Founder of UtilizAí, with a background in Blockchain, Cryptocurrencies and Finance in the Digital Era, plus complementary studies in Theology, Philosophy and ongoing coursework in Speech-Language Pathology. Learn more.

Frequently asked questions

Are stable-stable pools safe?

Safer than volatile pairs regarding impermanent loss, but not risk-free. USDC/USDT pools still carry issuer risk for both stablecoins, and events like the March 2023 USDC depeg showed that stable-stable pools can suffer real IL when one leg breaks its peg.

What APY is realistic long-term?

Double-digit sustained APYs are rare once token emissions end. Mature stablecoin pools on established AMMs typically generate 2–8% from fees alone. Anything above 20% sustainably almost always includes meaningful tail risk you should be able to identify.
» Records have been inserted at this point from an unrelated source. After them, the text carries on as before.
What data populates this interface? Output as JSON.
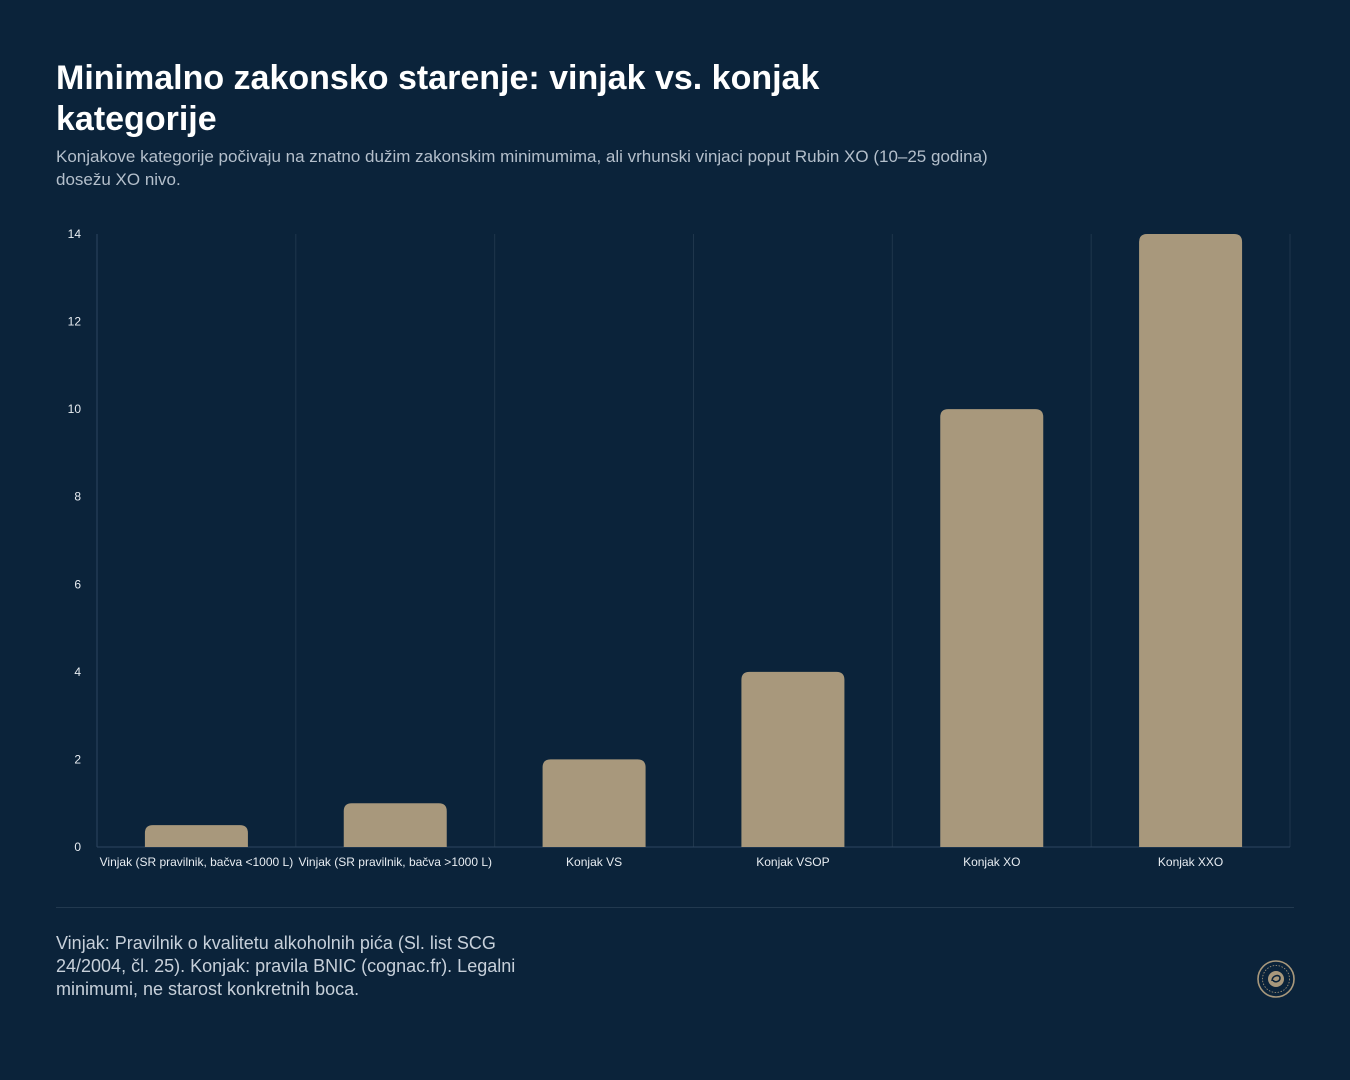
{
  "title": "Minimalno zakonsko starenje: vinjak vs. konjak kategorije",
  "subtitle": "Konjakove kategorije počivaju na znatno dužim zakonskim minimumima, ali vrhunski vinjaci poput Rubin XO (10–25 godina) dosežu XO nivo.",
  "footnote": "Vinjak: Pravilnik o kvalitetu alkoholnih pića (Sl. list SCG 24/2004, čl. 25). Konjak: pravila BNIC (cognac.fr). Legalni minimumi, ne starost konkretnih boca.",
  "colors": {
    "background": "#0b233a",
    "bar": "#a8987c",
    "grid": "#1f364c",
    "axis": "#2d4560",
    "tick_text": "#e8edf2"
  },
  "logo_icon": "round-seal-logo",
  "chart_data": {
    "type": "bar",
    "categories": [
      "Vinjak (SR pravilnik, bačva <1000 L)",
      "Vinjak (SR pravilnik, bačva >1000 L)",
      "Konjak VS",
      "Konjak VSOP",
      "Konjak XO",
      "Konjak XXO"
    ],
    "values": [
      0.5,
      1,
      2,
      4,
      10,
      14
    ],
    "yticks": [
      0,
      2,
      4,
      6,
      8,
      10,
      12,
      14
    ],
    "ylim": [
      0,
      14
    ],
    "xlabel": "",
    "ylabel": "",
    "grid": "vertical"
  }
}
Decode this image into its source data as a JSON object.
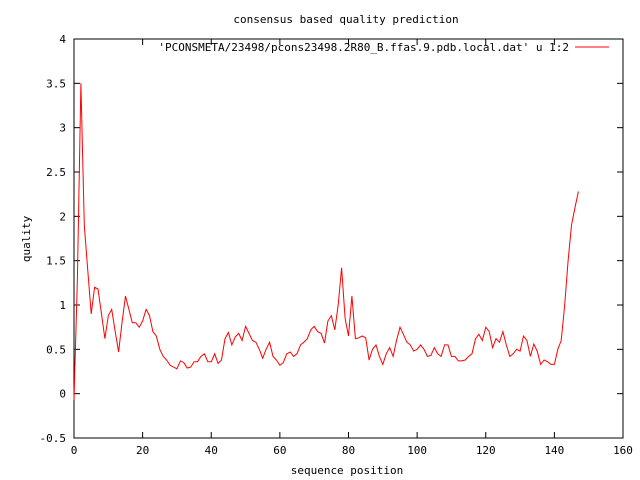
{
  "chart_data": {
    "type": "line",
    "title": "consensus based quality prediction",
    "xlabel": "sequence position",
    "ylabel": "quality",
    "xlim": [
      0,
      160
    ],
    "ylim": [
      -0.5,
      4
    ],
    "xticks": [
      0,
      20,
      40,
      60,
      80,
      100,
      120,
      140,
      160
    ],
    "yticks": [
      -0.5,
      0,
      0.5,
      1,
      1.5,
      2,
      2.5,
      3,
      3.5,
      4
    ],
    "xtick_labels": [
      "0",
      "20",
      "40",
      "60",
      "80",
      "100",
      "120",
      "140",
      "160"
    ],
    "ytick_labels": [
      "-0.5",
      "0",
      "0.5",
      "1",
      "1.5",
      "2",
      "2.5",
      "3",
      "3.5",
      "4"
    ],
    "legend_position": "top-right",
    "grid": false,
    "series": [
      {
        "name": "'PCONSMETA/23498/pcons23498.2R80_B.ffas.9.pdb.local.dat' u 1:2",
        "color": "#ff0000",
        "x_start": 0,
        "values": [
          -0.07,
          1.3,
          3.5,
          1.9,
          1.4,
          0.9,
          1.2,
          1.18,
          0.9,
          0.62,
          0.88,
          0.95,
          0.7,
          0.47,
          0.8,
          1.1,
          0.95,
          0.8,
          0.8,
          0.75,
          0.82,
          0.95,
          0.88,
          0.7,
          0.65,
          0.5,
          0.42,
          0.38,
          0.32,
          0.3,
          0.28,
          0.37,
          0.35,
          0.29,
          0.3,
          0.36,
          0.36,
          0.42,
          0.45,
          0.36,
          0.36,
          0.45,
          0.34,
          0.38,
          0.62,
          0.69,
          0.55,
          0.64,
          0.68,
          0.6,
          0.76,
          0.68,
          0.6,
          0.58,
          0.5,
          0.4,
          0.5,
          0.58,
          0.42,
          0.38,
          0.32,
          0.35,
          0.45,
          0.47,
          0.42,
          0.45,
          0.55,
          0.58,
          0.62,
          0.72,
          0.76,
          0.7,
          0.68,
          0.57,
          0.82,
          0.88,
          0.72,
          1.0,
          1.42,
          0.85,
          0.65,
          1.1,
          0.62,
          0.63,
          0.65,
          0.63,
          0.38,
          0.5,
          0.55,
          0.42,
          0.33,
          0.45,
          0.52,
          0.42,
          0.6,
          0.75,
          0.67,
          0.58,
          0.55,
          0.48,
          0.5,
          0.55,
          0.5,
          0.42,
          0.43,
          0.52,
          0.45,
          0.42,
          0.55,
          0.55,
          0.42,
          0.42,
          0.37,
          0.37,
          0.38,
          0.42,
          0.45,
          0.62,
          0.67,
          0.6,
          0.75,
          0.7,
          0.52,
          0.62,
          0.58,
          0.7,
          0.55,
          0.42,
          0.45,
          0.5,
          0.48,
          0.65,
          0.6,
          0.42,
          0.56,
          0.48,
          0.33,
          0.38,
          0.36,
          0.33,
          0.33,
          0.5,
          0.6,
          1.0,
          1.5,
          1.9,
          2.1,
          2.28
        ]
      }
    ]
  }
}
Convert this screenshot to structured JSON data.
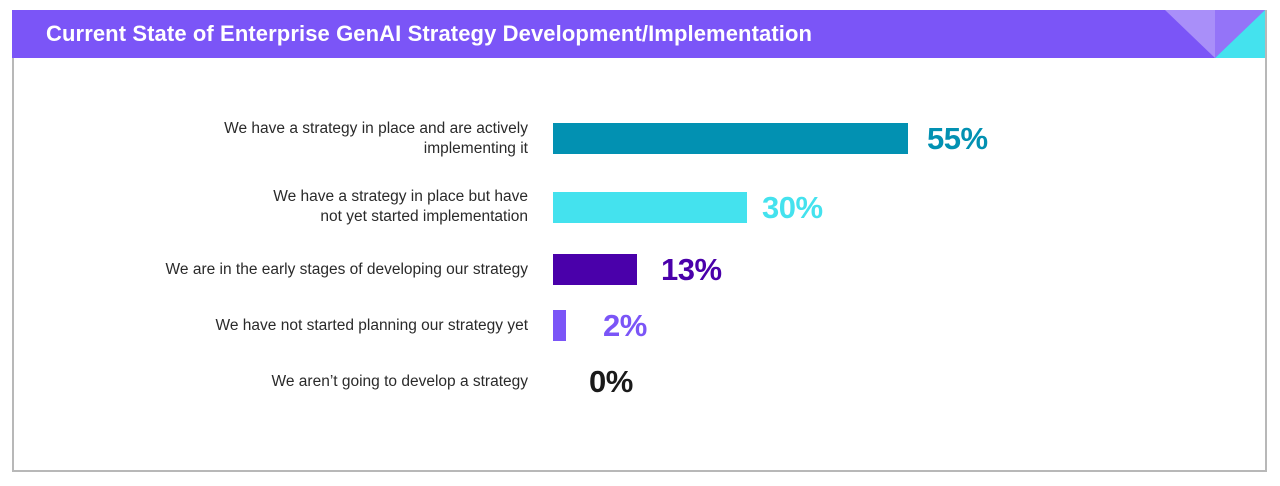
{
  "header": {
    "title": "Current State of Enterprise GenAI Strategy Development/Implementation",
    "background_color": "#7b55f7",
    "decoration": "corner-triangles"
  },
  "rows": [
    {
      "label_lines": [
        "We have a strategy in place and are actively",
        "implementing it"
      ],
      "value": 55,
      "value_label": "55%",
      "color": "#0291b2"
    },
    {
      "label_lines": [
        "We have a strategy in place but have",
        "not yet started implementation"
      ],
      "value": 30,
      "value_label": "30%",
      "color": "#44e2ee"
    },
    {
      "label_lines": [
        "We are in the early stages of developing our strategy"
      ],
      "value": 13,
      "value_label": "13%",
      "color": "#4a00aa"
    },
    {
      "label_lines": [
        "We have not started planning our strategy yet"
      ],
      "value": 2,
      "value_label": "2%",
      "color": "#7b55f7"
    },
    {
      "label_lines": [
        "We aren’t going to develop a strategy"
      ],
      "value": 0,
      "value_label": "0%",
      "color": "#1a1a1a"
    }
  ],
  "chart_data": {
    "type": "bar",
    "orientation": "horizontal",
    "title": "Current State of Enterprise GenAI Strategy Development/Implementation",
    "categories": [
      "We have a strategy in place and are actively implementing it",
      "We have a strategy in place but have not yet started implementation",
      "We are in the early stages of developing our strategy",
      "We have not started planning our strategy yet",
      "We aren’t going to develop a strategy"
    ],
    "values": [
      55,
      30,
      13,
      2,
      0
    ],
    "value_labels": [
      "55%",
      "30%",
      "13%",
      "2%",
      "0%"
    ],
    "colors": [
      "#0291b2",
      "#44e2ee",
      "#4a00aa",
      "#7b55f7",
      "#1a1a1a"
    ],
    "xlabel": "",
    "ylabel": "",
    "unit": "%",
    "grid": false,
    "legend": null
  }
}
Is yield farming still worth it in 2026?

It depends entirely on the farm. Blue-chip LP positions on mature AMMs with established volume can provide reasonable fee income. High-APY farms on new protocols remain high-risk speculation. Sizing and diversification matter more than any single opportunity.

How do I calculate impermanent loss precisely?

For a 50/50 constant-product pool, IL = 2×√(p)/(1+p) − 1, where p is the price ratio change. At p=2, IL ≈ −5.72%. Tools like an IL calculator or DeFi Llama’s simulator can model specific pools numerically.

What happens if a protocol gets exploited?

You may lose some or all deposited funds. Some protocols maintain insurance funds; third-party insurance (Nexus Mutual, InsurAce) can cover certain smart-contract failures for a premium. Without insurance, losses are typically unrecoverable.